| From: |
| Tao Cui <cuitao-AT-kylinos.cn> |
| To: |
| tj-AT-kernel.org, hannes-AT-cmpxchg.org, mkoutny-AT-suse.com, leon-AT-kernel.org, jgg-AT-ziepe.ca |
| Subject: |
| [RFC PATCH rdma-next 0/5] cgroup/rdma: add per-type resource accounting for QP, MR and MR memory |
| Date: |
| Mon, 25 May 2026 13:55:01 +0800 |
| Message-ID: |
| <20260525055506.2002985-1-cuitao@kylinos.cn> |
| Cc: |
| linux-rdma-AT-vger.kernel.org, cgroups-AT-vger.kernel.org, Tao Cui <cuitao-AT-kylinos.cn> |
| Archive-link: |
| Article |
Currently the RDMA cgroup only tracks two aggregate counters:
hca_handle and hca_object. This is too coarse for real-world
deployment: a tenant can exhaust all HCA objects by creating nothing
but QPs, while the administrator has no way to impose separate limits
on QP count, MR count, or the cumulative memory registered through
MRs.
This RFC series adds per-type resource counters for three new
resource types on top of the existing hca_handle / hca_object:
- qp - Queue Pair count
- mr - Memory Region count
- mr_mem - Cumulative MR memory size in bytes
After this series an administrator can set limits like:
echo "mlx5_0 qp=100 mr=500 mr_mem=1073741824" > rdma.max
Design decisions that I would appreciate feedback on:
1. Dual charging: the existing hca_object charge is retained for
QP and MR objects. The per-type counter is charged in addition.

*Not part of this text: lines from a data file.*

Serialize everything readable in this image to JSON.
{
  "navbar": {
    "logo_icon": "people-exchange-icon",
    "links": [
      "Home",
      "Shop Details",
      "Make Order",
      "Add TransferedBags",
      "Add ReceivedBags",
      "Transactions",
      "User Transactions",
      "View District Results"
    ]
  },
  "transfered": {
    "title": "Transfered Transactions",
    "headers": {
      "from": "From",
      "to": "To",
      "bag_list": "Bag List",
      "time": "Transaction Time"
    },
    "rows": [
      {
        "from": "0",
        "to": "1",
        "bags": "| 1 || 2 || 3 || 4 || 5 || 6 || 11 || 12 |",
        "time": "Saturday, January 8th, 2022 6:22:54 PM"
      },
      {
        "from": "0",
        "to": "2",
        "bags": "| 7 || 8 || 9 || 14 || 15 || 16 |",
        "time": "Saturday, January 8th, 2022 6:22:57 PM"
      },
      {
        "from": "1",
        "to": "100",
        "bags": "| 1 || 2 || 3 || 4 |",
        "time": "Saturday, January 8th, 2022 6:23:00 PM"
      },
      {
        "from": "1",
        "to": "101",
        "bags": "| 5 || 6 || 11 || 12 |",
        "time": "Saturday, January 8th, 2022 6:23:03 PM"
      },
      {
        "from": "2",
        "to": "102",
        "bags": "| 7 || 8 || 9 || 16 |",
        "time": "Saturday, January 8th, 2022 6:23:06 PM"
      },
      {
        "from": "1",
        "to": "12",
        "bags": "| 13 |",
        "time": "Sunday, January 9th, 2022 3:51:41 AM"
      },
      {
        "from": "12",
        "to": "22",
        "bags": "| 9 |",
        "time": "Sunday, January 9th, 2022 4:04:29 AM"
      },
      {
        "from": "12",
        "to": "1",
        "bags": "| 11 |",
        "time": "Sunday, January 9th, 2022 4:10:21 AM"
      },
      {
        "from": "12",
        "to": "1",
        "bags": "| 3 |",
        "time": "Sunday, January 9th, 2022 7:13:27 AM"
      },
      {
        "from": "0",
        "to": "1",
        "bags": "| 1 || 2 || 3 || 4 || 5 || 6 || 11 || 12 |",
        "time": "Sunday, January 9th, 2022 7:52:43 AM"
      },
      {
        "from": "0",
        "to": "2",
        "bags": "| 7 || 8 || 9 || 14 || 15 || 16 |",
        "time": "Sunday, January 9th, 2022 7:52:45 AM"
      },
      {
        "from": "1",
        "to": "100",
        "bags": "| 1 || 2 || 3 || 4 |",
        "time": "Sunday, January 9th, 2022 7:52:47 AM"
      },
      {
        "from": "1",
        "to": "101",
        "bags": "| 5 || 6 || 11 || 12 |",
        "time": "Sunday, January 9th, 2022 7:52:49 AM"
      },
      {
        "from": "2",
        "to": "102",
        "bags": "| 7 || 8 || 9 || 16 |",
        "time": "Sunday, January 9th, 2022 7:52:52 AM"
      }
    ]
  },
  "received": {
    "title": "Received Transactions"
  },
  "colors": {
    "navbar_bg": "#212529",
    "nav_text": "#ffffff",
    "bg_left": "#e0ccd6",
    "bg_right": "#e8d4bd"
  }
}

This keeps backward compatibility - existing deployments that rely
on hca_object limits continue to work. An alternative would be
to replace hca_object with per-type counters entirely, but that
breaks the ABI.
2. MR memory is byte-based: unlike QP/MR which are simple counts,
mr_mem tracks the actual length parameter passed at MR
registration time (both ioctl and legacy verbs paths). This
required changing the internal accounting from int to s64. The
match_int parser is replaced with a match_s64 helper using
kstrtoll.
3. Charging point for mr_mem: the byte charge happens after the
MR is created but before the uobject is finalized, so that the
error path can deregister the MR cleanly. The charged byte count
is stored in uobj->rdmacg_mr_mem_bytes so that the generic
destroy / abort paths can uncharge without knowing the MR length.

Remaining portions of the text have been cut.